Impossibile tirarsi indietro nella prova che viviamo tutti, che ci coinvolge
nostro malgrado, che ci induce a resistere. Se restiamo fermi, se nel buio
cerchiamo e fissiamo lo sguardo sull'Autore della fede, egli può cambiare il
pane amaro dell'afflizione nel miele della sua stessa persona. Il Risorto appare
il Povero che desidera condividere la nostra vicenda umana soprattutto nei suoi
passaggi più dolorosi, che libera noi, mendicanti in cammino o vaganti alla
ricerca di lui. E ci appare nel volto e nella pena di ogni povero, nel quale
vuole essere riconosciuto e aspetta di risorgere mediante noi.
Solo dal venerdì santo, che segna ogni vicenda umana, e dal riposo silenzioso
pieno di attesa del sabato, sorge il primo giorno della settimana, quello del
Risorto. Dalle ceneri di ogni situazione precaria e dolorosa può balenare la
luce della risurrezione.
Niente è annullato nella drammaticità della storia, nella esasperante e lugubre
monotonia della cronaca, nel piccolo apparentemente monotono passo dei nostri
giorni feriali. Tutto può essere visto in modo nuovo, con un Salvatore amico
dell'uomo, che ci purifica e ci dà la capacità di leggere nella storia segni di
speranza e di risurrezione, a volte piccoli semi nascosti, ma capaci di spaccare
la terra dura di ogni tragedia.
L'Amante della vita, che ha vinto la morte, ci spinge verso la vita, ci rende
creatori di vita nuova per noi stessi, gli altri, tutta la creazione. Non lascia
inerti le nostre mani, sostiene e rende agili i nostri passi, li muove verso
chiunque aspetta di risorgere, e ovunque ci volgiamo, siamo tutti in questa
attesa, anima della condizione umana.
La nostra tensione si calma, nella condivisione di quella altrui. La pena è
sopita, e nell'accoglienza del dolore dei fratelli, giunge a mutarsi in gioia.
Così è vinta la morte, presente in ogni situazione di precarietà e di
sofferenza, e si apre, già qui e ora, lo spazio senza confini della vita eterna:
la vita spalancata dalla risurrezione, che ci rende tutti fratelli: poveri, ma
non soli; accoglienti, anche se isolati; innamorati di tutto ciò che è umano.

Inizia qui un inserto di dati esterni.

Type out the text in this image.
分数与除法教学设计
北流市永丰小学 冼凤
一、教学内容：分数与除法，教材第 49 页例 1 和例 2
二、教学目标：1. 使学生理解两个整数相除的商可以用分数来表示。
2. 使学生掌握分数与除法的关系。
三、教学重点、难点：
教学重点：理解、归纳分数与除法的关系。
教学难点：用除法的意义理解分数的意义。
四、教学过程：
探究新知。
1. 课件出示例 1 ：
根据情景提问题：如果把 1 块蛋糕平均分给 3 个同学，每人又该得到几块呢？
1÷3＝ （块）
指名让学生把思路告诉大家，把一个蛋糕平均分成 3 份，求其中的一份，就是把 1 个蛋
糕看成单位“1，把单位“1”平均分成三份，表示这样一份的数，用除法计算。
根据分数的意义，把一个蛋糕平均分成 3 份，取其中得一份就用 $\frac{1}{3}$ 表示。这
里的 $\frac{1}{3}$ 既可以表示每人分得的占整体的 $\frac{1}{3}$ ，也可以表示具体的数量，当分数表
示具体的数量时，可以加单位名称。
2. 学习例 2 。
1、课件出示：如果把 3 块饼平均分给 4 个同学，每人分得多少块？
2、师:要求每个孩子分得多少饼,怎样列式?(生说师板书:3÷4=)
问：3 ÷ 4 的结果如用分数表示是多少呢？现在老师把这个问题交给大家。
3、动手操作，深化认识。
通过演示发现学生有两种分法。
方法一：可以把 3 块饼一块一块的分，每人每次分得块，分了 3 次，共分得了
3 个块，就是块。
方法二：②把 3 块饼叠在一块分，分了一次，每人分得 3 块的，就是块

Capaci, nel Risorto e con lui, di dare qualche briciola di amore, di spezzare
recinzioni, di infrangere muri, di dire ai più angosciati: venite a vedere, e di
additare gli orizzonti infiniti di ogni coscienza che si ascolti e si lasci
interrogare da Colui che ci ama per primo e ci rende complici nel suo slancio,
in lui e con lui, verso ogni vivente.
"Egli ha aperto agli uomini uno spazio alla nascita, ha rivelato in loro uno
spazio di vita che sovrasta alle correnti che passano, che sovrasta alla morte.
Intorno a questo spazio preme turgido il mondo, ma esso resiste alla morte e
accoglie la risurrezione...., come un lievito che contrasta il turgore del
mondo" (K. Wojtyla).
Così si possono vedere i campi biondi di messi: si asciugano lacrime amare, si
accolgono naufraghi di tanti naufragi della vita, superstiti di silenziosi ma
devastanti terremoti del cuore, si stringono al petto emarginati da ogni strada
della vicenda umana. Il Risorto diviene vita e risurrezione di tutta la
creazione, di tutta la storia. E fa di noi degli umili risorti, vivi della sua
vita, capaci di irradiarla, nostro malgrado, dalla nostra povertà, assurta a
inno di lode e di festa.
Miraggio? E' il paradosso cristiano.. La Pasqua deve essere questo. Il Risorto
ci chiama a risorgere in lui e a essere, con lui, risurrezione per tutti.
"Pure per noi sia veramente Pasqua, Signore,
vieni ed entra nei nostri chiusi cenacoli
perché abbiamo tutti e di tutto paura:paura di credere, paura di non credere,
paura di essere liberi;
e poiché la tentazione di cintarci in antichi steccati
è sempre grande, vieni ed abbatti
le porte dei cuori,
le diffidenze e i molti sospetti, soprattutto fra quanti dicono di crederti.